William Henry Howe (1846 – 1929)

Normandy Bull (Monarch of the Farm)

William Henry Howe decorated a door in the Griswold House parlor in the summer of 1901 with a Normandy bull lying in a stable. Howe was so famous a painter of cattle that the other artists must have known he would portray a cow or bull, even though such an image was inappropriate for a formal living room. They may have been surprised, however, that he reproduced a painting he had shown ten years earlier at the Paris Salon. Monarch of the Farm had been so popular a work there that Howe must have liked the notion of painting it again in Old Lyme.

Howe’s panel “opens” the parlor to a stable with an opening of its own in the far end, which carries a viewer’s eye even deeper into space.The illusion of depth is furthered by the horizontal lines that delineate a wall of the stable in the manner of linear perspective, the traditional device of artists from the time of the Renaissance to give a sense of depth to a flat surface. We see the “monarch” in one of his peaceful moments, but the realistically detailed modeling of his form speaks of a powerful creature that one would never want to rile. We are glad to have a door between us, in case his mood changes. Howe himself made sure that he always painted a bull from behind a barrier like a stone wall. Since he finished his pictures in the studio, he could add any setting he liked. Notice his nice touch of having a shaft of light slant downward toward the bull’s white head.
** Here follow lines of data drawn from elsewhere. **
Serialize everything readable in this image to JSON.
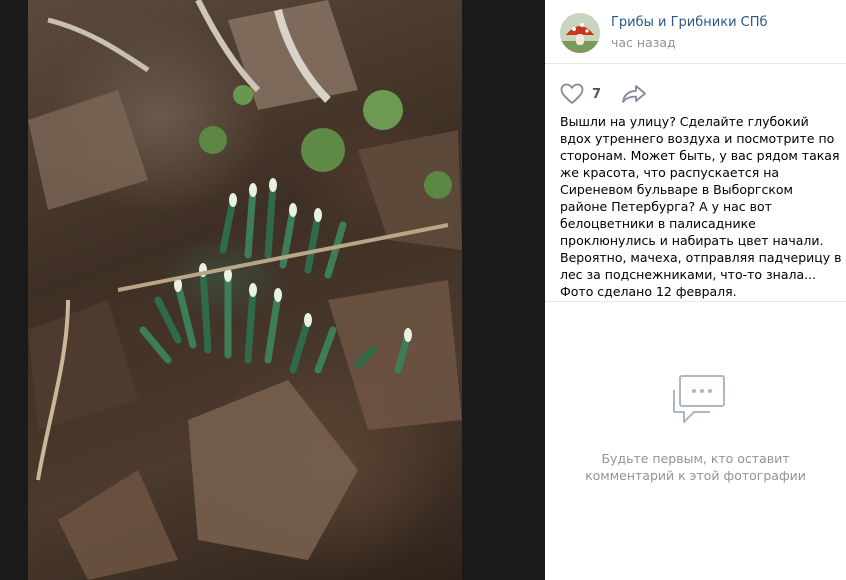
{
  "photo": {
    "name": "photo"
  },
  "post": {
    "author": "Грибы и Грибники СПб",
    "time": "час назад",
    "likes": "7",
    "description": "Вышли на улицу? Сделайте глубокий вдох утреннего воздуха и посмотрите по сторонам. Может быть, у вас рядом такая же красота, что распускается на Сиреневом бульваре в Выборгском районе Петербурга? А у нас вот белоцветники в палисаднике проклюнулись и набирать цвет начали. Вероятно, мачеха, отправляя падчерицу в лес за подснежниками, что-то знала... Фото сделано 12 февраля."
  },
  "comments": {
    "empty_line1": "Будьте первым, кто оставит",
    "empty_line2": "комментарий к этой фотографии"
  },
  "colors": {
    "link": "#2a5885",
    "muted": "#939393",
    "icon": "#828a99",
    "divider": "#e7e8ec",
    "dark_pane": "#1a1a1a"
  },
  "icons": {
    "like": "heart-icon",
    "share": "share-arrow-icon",
    "comments": "comment-bubble-icon"
  }
}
WILLIAM HENRY HOWE (1846-1929)
NORMANDY BULL (MONARCH OF THE FARM), 1901
OIL ON WOOD DOOR PANELS
GIFT OF THE ARTIST

  • Why in hell didn’t she sell it? I’d have gladly painted her half-a-dozen more!

    — ARTIST WILLIAM HENRY HOWE REACTING TO MISS FLORENCE NOT SELLING THE PARLOR DOOR TO A CHICAGO COLLECTOR IN HEMING’S MISS FLORENCE AND THE ARTISTS OF OLD LYME, C. 1938

Howe was so identified with images of cattle that he was constantly teased about it. In the community of artists and writers at Lawrence Park in Bronxville, New York, where he lived, he was Mr. Howe Cow.

At Old Lyme, where he spent summers for two decades, he was fondly known as Uncle Howe and was expected to carve at dinner because of his superior knowledge of animal anatomy. Jokes aside, artists and critics agreed that “Howe’s Cows” were splendid. He won impressive awards. His work was even seen on pouches and posters for the Bull Durham Tobacco Company.